A minor personal dispute turns into a legal and political cause célèbre in Ziad Doueiri’s “The Insult,” in the process reflecting the religious and ethnic fractures within present-day Lebanon. While the Oscar-nominated film is certainly wordy, sometimes makes its points too bluntly and softens toward the close, it proves a powerful intimate drama with broader overtones.

We are first introduced to Tony Hanna (Adel Karam), a garage mechanic, as he applauds an incendiary speech by a right-wing Christian politician. Tony is married to lovely Sherine (Rita Hayek), who is happily pregnant with his child but concerned with his angry attitude.

Tony has a small garden on his balcony, which he regularly waters. Unfortunately, the drainage pipe is defective, sending a stream into the street below. A work crew has been hired by the city to do repairs in the area, and its foreman Yasser Salameh (Kamel El Basha), a Palestinian refugee, notices the pipe and notes that he must repair it. Hannah responds with a stream of invective, and when Yasser does the repair anyway, Tony rips it down. Yasser responds with an insult.

Coming from a hated Muslim, this is something Hannah will not tolerate: he demands an apology, which the proud Salameh refuses because of his attitude. Though his boss (Talal Jurdi) tries to smooth things over, he cannot resolve the impasse. Tony responds with a lawsuit against him, in response to which Salameh meekly places himself on the court’s mercy. When the verdict doesn’t go his way, Hannah furiously accuses the judge of prejudice against Christians and is thrown out for his pains.

Things now get worse. Another attempt at reconciliation ends when Tony so insults Yassser that the latter punches him, breaking a couple of ribs. When Sherine nearly loses their child, it only further enflames his rage. By now Tony has decided to go for broke, appealing the case to a higher court and hiring a prominent Christian lawyer, Wajdi Wehbe (Camille Salameh), who sees the political hay that can be made, to present his case before a panel headed by a female judge (Julia Kassar).

But Yassser is not without resources: a young, inexperienced lawyer named Nadine (Diamand Bou Abboud)—who will eventually be revealed to have a strong family tie to Wajdi—offers her services to him. The courtroom confrontation that results is reflected in increasing street violence between the opposing forces in the country, and even the intervention of the president cannot bring a solution.

The denouement comes when Wajdi presents evidence that explains, to some degree at least, the source of his client’s implacable hatred of Muslims. By this time both men have come to realize the damage their dispute has brought to their families and the nation, and reached a kind of private reconciliation. But their recognition of the pain that the other has suffered cannot paper over the divisions that still roil the general populace.

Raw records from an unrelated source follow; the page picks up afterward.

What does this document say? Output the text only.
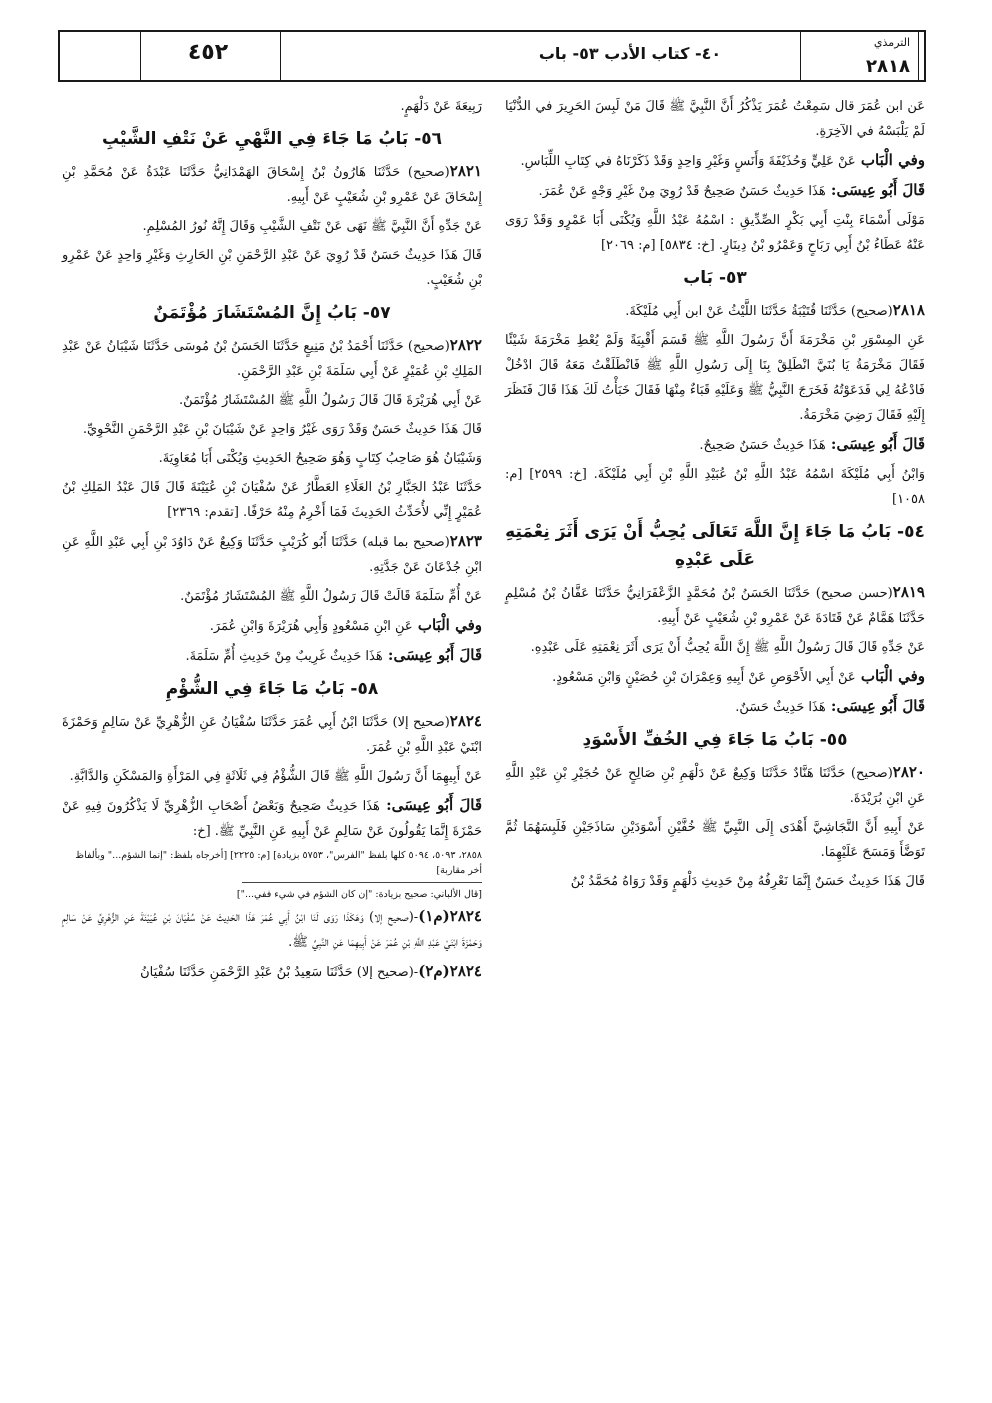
٤٥٢	٤٠- كتاب الأدب ٥٣- باب
الترمذي
٢٨١٨

عَن ابن عُمَرَ قال سَمِعْتُ عُمَرَ يَذْكُرُ أَنَّ النَّبِيَّ ﷺ قَالَ مَنْ لَبِسَ الحَرِيرَ في الدُّنْيَا لَمْ يَلْبَسْهُ في الآخِرَةِ.

وفي الْبَاب عَنْ عَلِيٍّ وَحُذَيْفَةَ وَأَنَسٍ وَغَيْرِ وَاحِدٍ وَقَدْ ذَكَرْنَاهُ في كِتَابِ اللِّبَاسِ.

قَالَ أَبُو عِيسَى: هَذَا حَدِيثٌ حَسَنٌ صَحِيحٌ قَدْ رُوِيَ مِنْ غَيْرِ وَجْهٍ عَنْ عُمَرَ.

مَوْلَى أَسْمَاءَ بِنْتِ أَبِي بَكْرٍ الصِّدِّيقِ : اسْمُهُ عَبْدُ اللَّهِ وَيُكْنَى أَبَا عَمْرٍو وَقَدْ رَوَى عَنْهُ عَطَاءُ بْنُ أَبِي رَبَاحٍ وَعَمْرُو بْنُ دِينَارٍ. [خ: ٥٨٣٤] [م: ٢٠٦٩]

٥٣- بَاب

٢٨١٨(صحيح) حَدَّثَنَا قُتَيْبَةُ حَدَّثَنَا اللَّيْثُ عَنْ ابن أَبِي مُلَيْكَةَ.

عَنِ المِسْوَرِ بْنِ مَخْرَمَةَ أَنَّ رَسُولَ اللَّهِ ﷺ قَسَمَ أَقْبِيَةً وَلَمْ يُعْطِ مَخْرَمَةَ شَيْئًا فَقَالَ مَخْرَمَةُ يَا بُنَيَّ انْطَلِقْ بِنَا إِلَى رَسُولِ اللَّهِ ﷺ فَانْطَلَقْتُ مَعَهُ قَالَ ادْخُلْ فَادْعُهُ لِي فَدَعَوْتُهُ فَخَرَجَ النَّبِيُّ ﷺ وَعَلَيْهِ قَبَاءٌ مِنْهَا فَقَالَ خَبَأْتُ لَكَ هَذَا قَالَ فَنَظَرَ إِلَيْهِ فَقَالَ رَضِيَ مَخْرَمَةُ.

قَالَ أَبُو عِيسَى: هَذَا حَدِيثٌ حَسَنٌ صَحِيحٌ.

وَابْنُ أَبِي مُلَيْكَةَ اسْمُهُ عَبْدُ اللَّهِ بْنُ عُبَيْدِ اللَّهِ بْنِ أَبِي مُلَيْكَةَ. [خ: ٢٥٩٩] [م: ١٠٥٨]

٥٤- بَابُ مَا جَاءَ إِنَّ اللَّهَ تَعَالَى يُحِبُّ أَنْ يَرَى أَثَرَ نِعْمَتِهِ عَلَى عَبْدِهِ

٢٨١٩(حسن صحيح) حَدَّثَنَا الحَسَنُ بْنُ مُحَمَّدٍ الزَّعْفَرَانِيُّ حَدَّثَنَا عَفَّانُ بْنُ مُسْلِمٍ حَدَّثَنَا هَمَّامٌ عَنْ قَتَادَةَ عَنْ عَمْرِو بْنِ شُعَيْبٍ عَنْ أَبِيهِ.

عَنْ جَدِّهِ قَالَ قَالَ رَسُولُ اللَّهِ ﷺ إِنَّ اللَّهَ يُحِبُّ أَنْ يَرَى أَثَرَ نِعْمَتِهِ عَلَى عَبْدِهِ.

وفي الْبَاب عَنْ أَبِي الأَحْوَصِ عَنْ أَبِيهِ وَعِمْرَانَ بْنِ حُصَيْنٍ وَابْنِ مَسْعُودٍ.

قَالَ أَبُو عِيسَى: هَذَا حَدِيثٌ حَسَنٌ.

٥٥- بَابُ مَا جَاءَ فِي الخُفِّ الأَسْوَدِ

٢٨٢٠(صحيح) حَدَّثَنَا هَنَّادٌ حَدَّثَنَا وَكِيعٌ عَنْ دَلْهَمِ بْنِ صَالِحٍ عَنْ حُجَيْرِ بْنِ عَبْدِ اللَّهِ عَنِ ابْنِ بُرَيْدَةَ.

عَنْ أَبِيهِ أَنَّ النَّجَاشِيَّ أَهْدَى إِلَى النَّبِيِّ ﷺ خُفَّيْنِ أَسْوَدَيْنِ سَاذَجَيْنِ فَلَبِسَهُمَا ثُمَّ تَوَضَّأَ وَمَسَحَ عَلَيْهِمَا.

قَالَ هَذَا حَدِيثٌ حَسَنٌ إِنَّمَا نَعْرِفُهُ مِنْ حَدِيثِ دَلْهَمٍ وَقَدْ رَوَاهُ مُحَمَّدُ بْنُ

رَبِيعَةَ عَنْ دَلْهَمٍ.

٥٦- بَابُ مَا جَاءَ فِي النَّهْيِ عَنْ نَتْفِ الشَّيْبِ

٢٨٢١(صحيح) حَدَّثَنَا هَارُونُ بْنُ إِسْحَاقَ الهَمْدَانِيُّ حَدَّثَنَا عَبْدَةُ عَنْ مُحَمَّدِ بْنِ إِسْحَاقَ عَنْ عَمْرِو بْنِ شُعَيْبٍ عَنْ أَبِيهِ.

عَنْ جَدِّهِ أَنَّ النَّبِيَّ ﷺ نَهَى عَنْ نَتْفِ الشَّيْبِ وَقَالَ إِنَّهُ نُورُ المُسْلِمِ.

قَالَ هَذَا حَدِيثٌ حَسَنٌ قَدْ رُوِيَ عَنْ عَبْدِ الرَّحْمَنِ بْنِ الحَارِثِ وَغَيْرِ وَاحِدٍ عَنْ عَمْرِو بْنِ شُعَيْبٍ.

٥٧- بَابُ إِنَّ المُسْتَشَارَ مُؤْتَمَنٌ

٢٨٢٢(صحيح) حَدَّثَنَا أَحْمَدُ بْنُ مَنِيعٍ حَدَّثَنَا الحَسَنُ بْنُ مُوسَى حَدَّثَنَا شَيْبَانُ عَنْ عَبْدِ المَلِكِ بْنِ عُمَيْرٍ عَنْ أَبِي سَلَمَةَ بْنِ عَبْدِ الرَّحْمَنِ.

عَنْ أَبِي هُرَيْرَةَ قَالَ قَالَ رَسُولُ اللَّهِ ﷺ المُسْتَشَارُ مُؤْتَمَنٌ.

قَالَ هَذَا حَدِيثٌ حَسَنٌ وَقَدْ رَوَى غَيْرُ وَاحِدٍ عَنْ شَيْبَانَ بْنِ عَبْدِ الرَّحْمَنِ النَّحْوِيِّ.

وَشَيْبَانُ هُوَ صَاحِبُ كِتَابٍ وَهُوَ صَحِيحُ الحَدِيثِ وَيُكْنَى أَبَا مُعَاوِيَةَ.

حَدَّثَنَا عَبْدُ الجَبَّارِ بْنُ العَلَاءِ العَطَّارُ عَنْ سُفْيَانَ بْنِ عُيَيْنَةَ قَالَ قَالَ عَبْدُ المَلِكِ بْنُ عُمَيْرٍ إِنِّي لأُحَدِّثُ الحَدِيثَ فَمَا أَخْرِمُ مِنْهُ حَرْفًا. [تقدم: ٢٣٦٩]

٢٨٢٣(صحيح بما قبله) حَدَّثَنَا أَبُو كُرَيْبٍ حَدَّثَنَا وَكِيعٌ عَنْ دَاوُدَ بْنِ أَبِي عَبْدِ اللَّهِ عَنِ ابْنِ جُدْعَانَ عَنْ جَدَّتِهِ.

عَنْ أُمِّ سَلَمَةَ قَالَتْ قَالَ رَسُولُ اللَّهِ ﷺ المُسْتَشَارُ مُؤْتَمَنٌ.

وفي الْبَاب عَنِ ابْنِ مَسْعُودٍ وَأَبِي هُرَيْرَةَ وَابْنِ عُمَرَ.

قَالَ أَبُو عِيسَى: هَذَا حَدِيثٌ غَرِيبٌ مِنْ حَدِيثِ أُمِّ سَلَمَةَ.

٥٨- بَابُ مَا جَاءَ فِي الشُّؤْمِ

٢٨٢٤(صحيح إلا) حَدَّثَنَا ابْنُ أَبِي عُمَرَ حَدَّثَنَا سُفْيَانُ عَنِ الزُّهْرِيِّ عَنْ سَالِمٍ وَحَمْزَةَ ابْنَيْ عَبْدِ اللَّهِ بْنِ عُمَرَ.

عَنْ أَبِيهِمَا أَنَّ رَسُولَ اللَّهِ ﷺ قَالَ الشُّؤْمُ فِي ثَلَاثَةٍ فِي المَرْأَةِ وَالمَسْكَنِ وَالدَّابَّةِ.

قَالَ أَبُو عِيسَى: هَذَا حَدِيثٌ صَحِيحٌ وَبَعْضُ أَصْحَابِ الزُّهْرِيِّ لَا يَذْكُرُونَ فِيهِ عَنْ حَمْزَةَ إِنَّمَا يَقُولُونَ عَنْ سَالِمٍ عَنْ أَبِيهِ عَنِ النَّبِيِّ ﷺ. [خ:

٢٨٥٨، ٥٠٩٣، ٥٠٩٤ كلها بلفظ "الفرس"، ٥٧٥٣ بزيادة] [م: ٢٢٢٥] [أخرجاه بلفظ: "إنما الشؤم..." وبألفاظ أخر مقاربة]
[قال الألباني: صحيح بزيادة: "إن كان الشؤم في شيء ففي..."]

٢٨٢٤(م١)-(صحيح إلا) وَهَكَذَا رَوَى لَنَا ابْنُ أَبِي عُمَرَ هَذَا الحَدِيثَ عَنْ سُفْيَانَ بْنِ عُيَيْنَةَ عَنِ الزُّهْرِيِّ عَنْ سَالِمٍ وَحَمْزَةَ ابْنَيْ عَبْدِ اللَّهِ بْنِ عُمَرَ عَنْ أَبِيهِمَا عَنِ النَّبِيِّ ﷺ.

٢٨٢٤(م٢)-(صحيح إلا) حَدَّثَنَا سَعِيدُ بْنُ عَبْدِ الرَّحْمَنِ حَدَّثَنَا سُفْيَانُ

“The Insult,” in must be admitted, is not a subtle film: it is definitely schematic, and makes it points passionately and directly. That’s reflected in the performances, which can be accused in some cases (Karam in particular) of being over-the-top, especially in contrast to the quiet desperation El Basha so beautifully conveys. But it is undeniably effective in disclosing the seeds of the internecine conflict in Lebanon, and Doueiri skillfully weaves together the personal and political elements in the script he has fashioned with Joëlle Touma. Working with cinematographer Tommaso Fiorillli, he also juggles the different visual styles of the courtroom sequences and the grittier domestic ones.

“The Insult” may remind you of some of the films that have come out of Iran in recent years. That is high praise.